Sa blague a mis en lumière la dernière raison, la plus irrationnelle, pour laquelle j'avais hésité à me faire dépister: une première mammographie est un rite de passage, et j'ai eu du mal à accepter que j'étais assez vieux pour me qualifier. Au fil des étapes, c'est moins amusant (et plus stressant) que d'obtenir un permis de conduire ou d'acheter cette première bière.

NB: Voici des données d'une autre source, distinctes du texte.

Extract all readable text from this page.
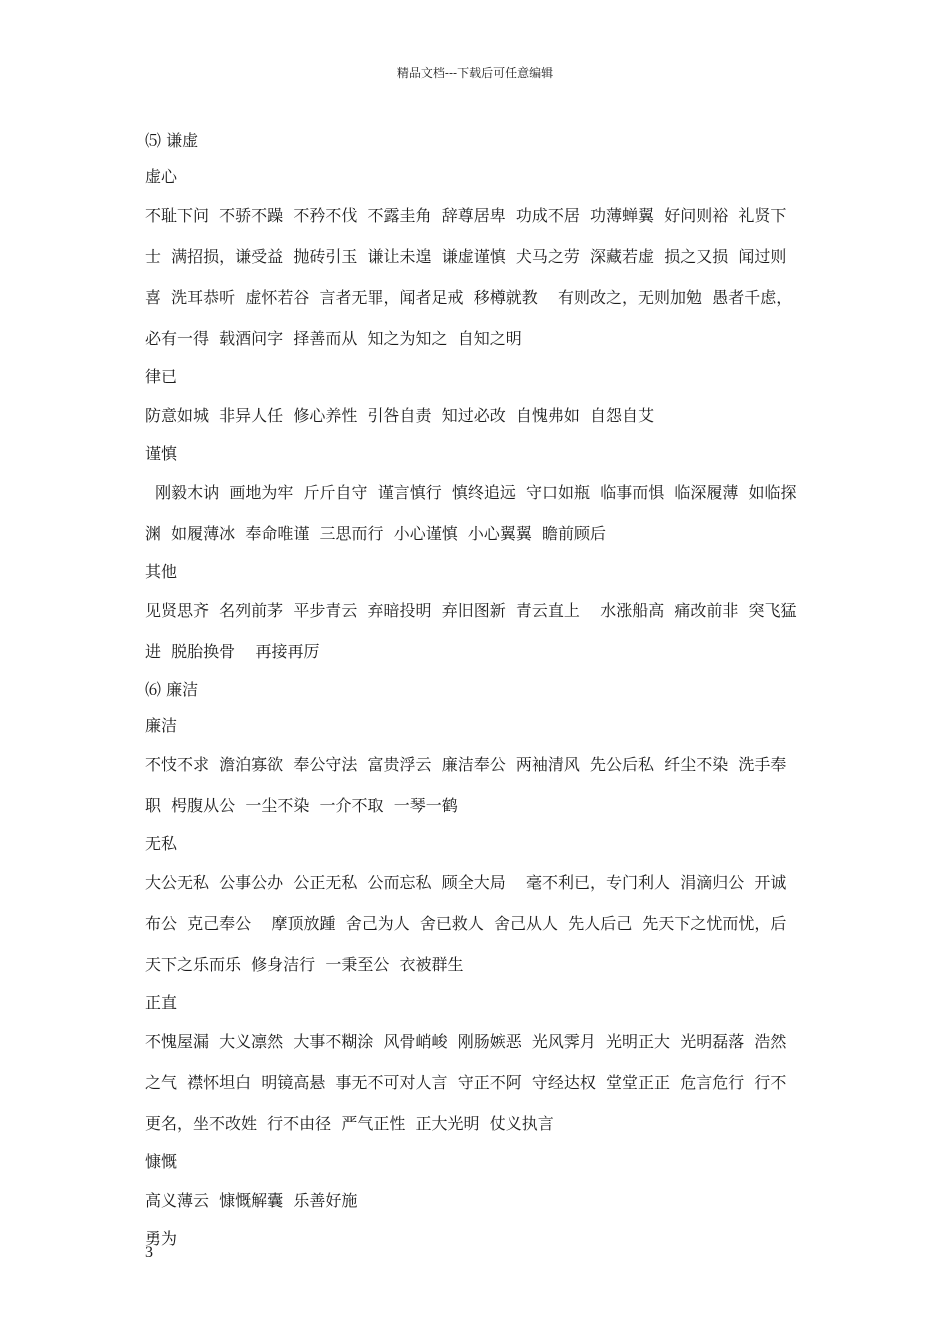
精品文档---下载后可任意编辑
⑸ 谦虚
虚心
不耻下问  不骄不躁  不矜不伐  不露圭角  辞尊居卑  功成不居  功薄蝉翼  好问则裕  礼贤下
士  满招损，谦受益  抛砖引玉  谦让未遑  谦虚谨慎  犬马之劳  深藏若虚  损之又损  闻过则
喜  洗耳恭听  虚怀若谷  言者无罪，闻者足戒  移樽就教    有则改之，无则加勉  愚者千虑，
必有一得  载酒问字  择善而从  知之为知之  自知之明
律已
防意如城  非异人任  修心养性  引咎自责  知过必改  自愧弗如  自怨自艾
谨慎
刚毅木讷  画地为牢  斤斤自守  谨言慎行  慎终追远  守口如瓶  临事而惧  临深履薄  如临探
渊  如履薄冰  奉命唯谨  三思而行  小心谨慎  小心翼翼  瞻前顾后
其他
见贤思齐  名列前茅  平步青云  弃暗投明  弃旧图新  青云直上    水涨船高  痛改前非  突飞猛
进  脱胎换骨    再接再厉
⑹ 廉洁
廉洁
不忮不求  澹泊寡欲  奉公守法  富贵浮云  廉洁奉公  两袖清风  先公后私  纤尘不染  洗手奉
职  枵腹从公  一尘不染  一介不取  一琴一鹤
无私
大公无私  公事公办  公正无私  公而忘私  顾全大局    毫不利已，专门利人  涓滴归公  开诚
布公  克己奉公    摩顶放踵  舍己为人  舍已救人  舍己从人  先人后己  先天下之忧而忧，后
天下之乐而乐  修身洁行  一秉至公  衣被群生
正直
不愧屋漏  大义凛然  大事不糊涂  风骨峭峻  刚肠嫉恶  光风霁月  光明正大  光明磊落  浩然
之气  襟怀坦白  明镜高悬  事无不可对人言  守正不阿  守经达权  堂堂正正  危言危行  行不
更名，坐不改姓  行不由径  严气正性  正大光明  仗义执言
慷慨
高义薄云  慷慨解囊  乐善好施
勇为
3
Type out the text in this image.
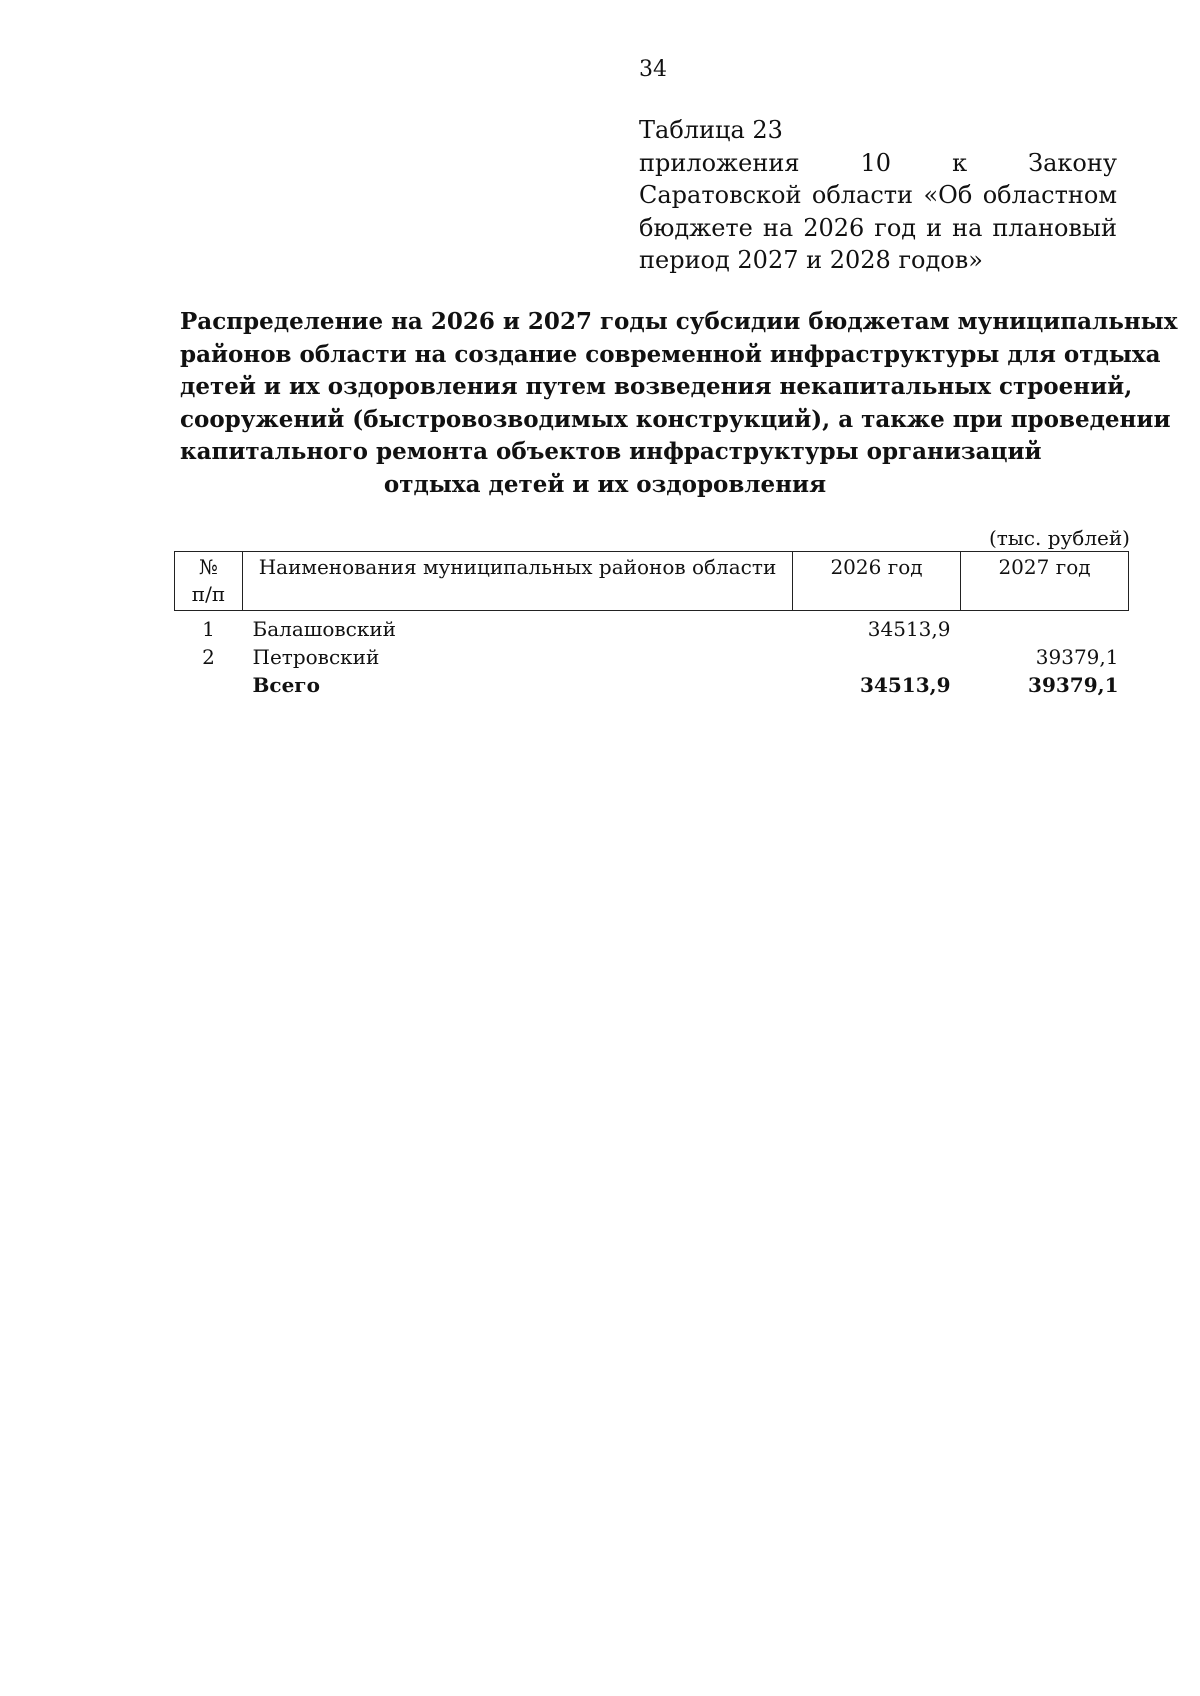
34
Таблица 23
приложения 10 к Закону Саратовской области «Об областном бюджете на 2026 год и на плановый период 2027 и 2028 годов»
Распределение на 2026 и 2027 годы субсидии бюджетам муниципальных
районов области на создание современной инфраструктуры для отдыха
детей и их оздоровления путем возведения некапитальных строений,
сооружений (быстровозводимых конструкций), а также при проведении
капитального ремонта объектов инфраструктуры организаций
отдыха детей и их оздоровления
(тыс. рублей)
№
п/п	Наименования муниципальных районов области	2026 год	2027 год

1	Балашовский	34513,9	
2	Петровский		39379,1
	Всего	34513,9	39379,1
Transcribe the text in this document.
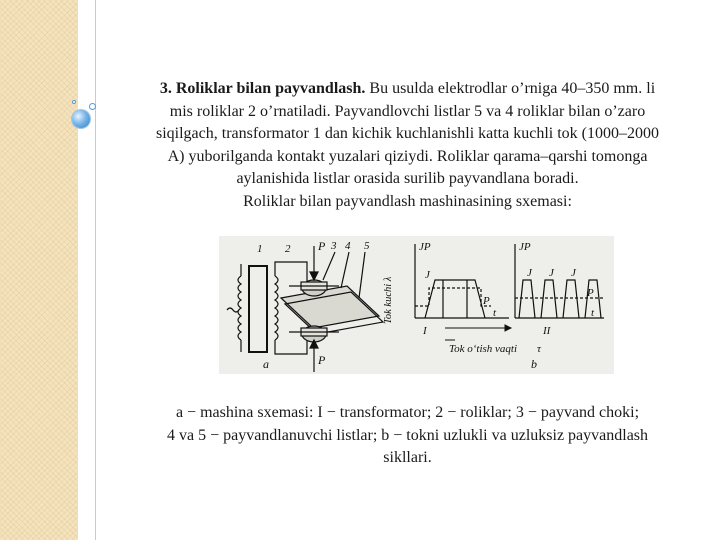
3. Roliklar bilan payvandlash. Bu usulda elektrodlar o’rniga 40–350 mm. li
mis roliklar 2 o’rnatiladi. Payvandlovchi listlar 5 va 4 roliklar bilan o’zaro
siqilgach, transformator 1 dan kichik kuchlanishli katta kuchli tok (1000–2000
A) yuborilganda kontakt yuzalari qiziydi. Roliklar qarama–qarshi tomonga
aylanishida listlar orasida surilib payvandlana boradi.
Roliklar bilan payvandlash mashinasining sxemasi:
1 2 P 3 4 5
P
a
Tok kuchi λ
JP
J
P
t
I
JP
J J J
P
t
II
Tok o‘tish vaqti τ
b
a − mashina sxemasi: I − transformator; 2 − roliklar; 3 − payvand choki;
4 va 5 − payvandlanuvchi listlar; b − tokni uzlukli va uzluksiz payvandlash
sikllari.
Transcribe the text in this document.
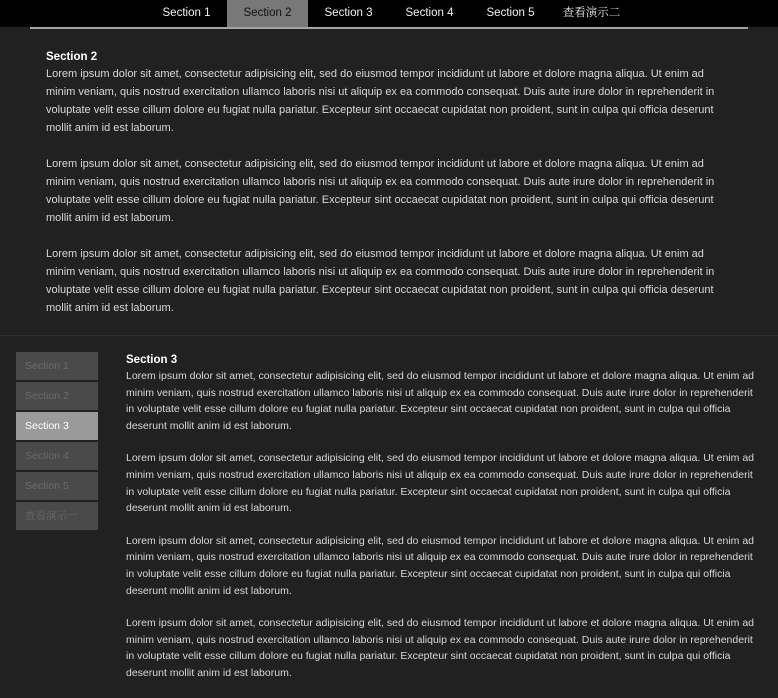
Section 1	Section 2	Section 3	Section 4	Section 5	查看演示二
Section 2

Lorem ipsum dolor sit amet, consectetur adipisicing elit, sed do eiusmod tempor incididunt ut labore et dolore magna aliqua. Ut enim ad minim veniam, quis nostrud exercitation ullamco laboris nisi ut aliquip ex ea commodo consequat. Duis aute irure dolor in reprehenderit in voluptate velit esse cillum dolore eu fugiat nulla pariatur. Excepteur sint occaecat cupidatat non proident, sunt in culpa qui officia deserunt mollit anim id est laborum.

Lorem ipsum dolor sit amet, consectetur adipisicing elit, sed do eiusmod tempor incididunt ut labore et dolore magna aliqua. Ut enim ad minim veniam, quis nostrud exercitation ullamco laboris nisi ut aliquip ex ea commodo consequat. Duis aute irure dolor in reprehenderit in voluptate velit esse cillum dolore eu fugiat nulla pariatur. Excepteur sint occaecat cupidatat non proident, sunt in culpa qui officia deserunt mollit anim id est laborum.

Lorem ipsum dolor sit amet, consectetur adipisicing elit, sed do eiusmod tempor incididunt ut labore et dolore magna aliqua. Ut enim ad minim veniam, quis nostrud exercitation ullamco laboris nisi ut aliquip ex ea commodo consequat. Duis aute irure dolor in reprehenderit in voluptate velit esse cillum dolore eu fugiat nulla pariatur. Excepteur sint occaecat cupidatat non proident, sunt in culpa qui officia deserunt mollit anim id est laborum.

Section 1
Section 2
Section 3
Section 4
Section 5
查看演示一
Section 3

Lorem ipsum dolor sit amet, consectetur adipisicing elit, sed do eiusmod tempor incididunt ut labore et dolore magna aliqua. Ut enim ad minim veniam, quis nostrud exercitation ullamco laboris nisi ut aliquip ex ea commodo consequat. Duis aute irure dolor in reprehenderit in voluptate velit esse cillum dolore eu fugiat nulla pariatur. Excepteur sint occaecat cupidatat non proident, sunt in culpa qui officia deserunt mollit anim id est laborum.

Lorem ipsum dolor sit amet, consectetur adipisicing elit, sed do eiusmod tempor incididunt ut labore et dolore magna aliqua. Ut enim ad minim veniam, quis nostrud exercitation ullamco laboris nisi ut aliquip ex ea commodo consequat. Duis aute irure dolor in reprehenderit in voluptate velit esse cillum dolore eu fugiat nulla pariatur. Excepteur sint occaecat cupidatat non proident, sunt in culpa qui officia deserunt mollit anim id est laborum.

Lorem ipsum dolor sit amet, consectetur adipisicing elit, sed do eiusmod tempor incididunt ut labore et dolore magna aliqua. Ut enim ad minim veniam, quis nostrud exercitation ullamco laboris nisi ut aliquip ex ea commodo consequat. Duis aute irure dolor in reprehenderit in voluptate velit esse cillum dolore eu fugiat nulla pariatur. Excepteur sint occaecat cupidatat non proident, sunt in culpa qui officia deserunt mollit anim id est laborum.

Lorem ipsum dolor sit amet, consectetur adipisicing elit, sed do eiusmod tempor incididunt ut labore et dolore magna aliqua. Ut enim ad minim veniam, quis nostrud exercitation ullamco laboris nisi ut aliquip ex ea commodo consequat. Duis aute irure dolor in reprehenderit in voluptate velit esse cillum dolore eu fugiat nulla pariatur. Excepteur sint occaecat cupidatat non proident, sunt in culpa qui officia deserunt mollit anim id est laborum.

Mais je suis content de l'avoir fait, surtout parce que les résultats sont revenus normaux. Si, pour quelque raison que ce soit, je dois retourner avant Im 40 ans, je ne tarderai pas, car connaître la vérité vaut toujours mieux que ne pas savoir. Et pour cette tranquillité d'esprit, quelques minutes d'inconfort pour écraser les seins sont un petit prix à payer. Très petit dans mon cas.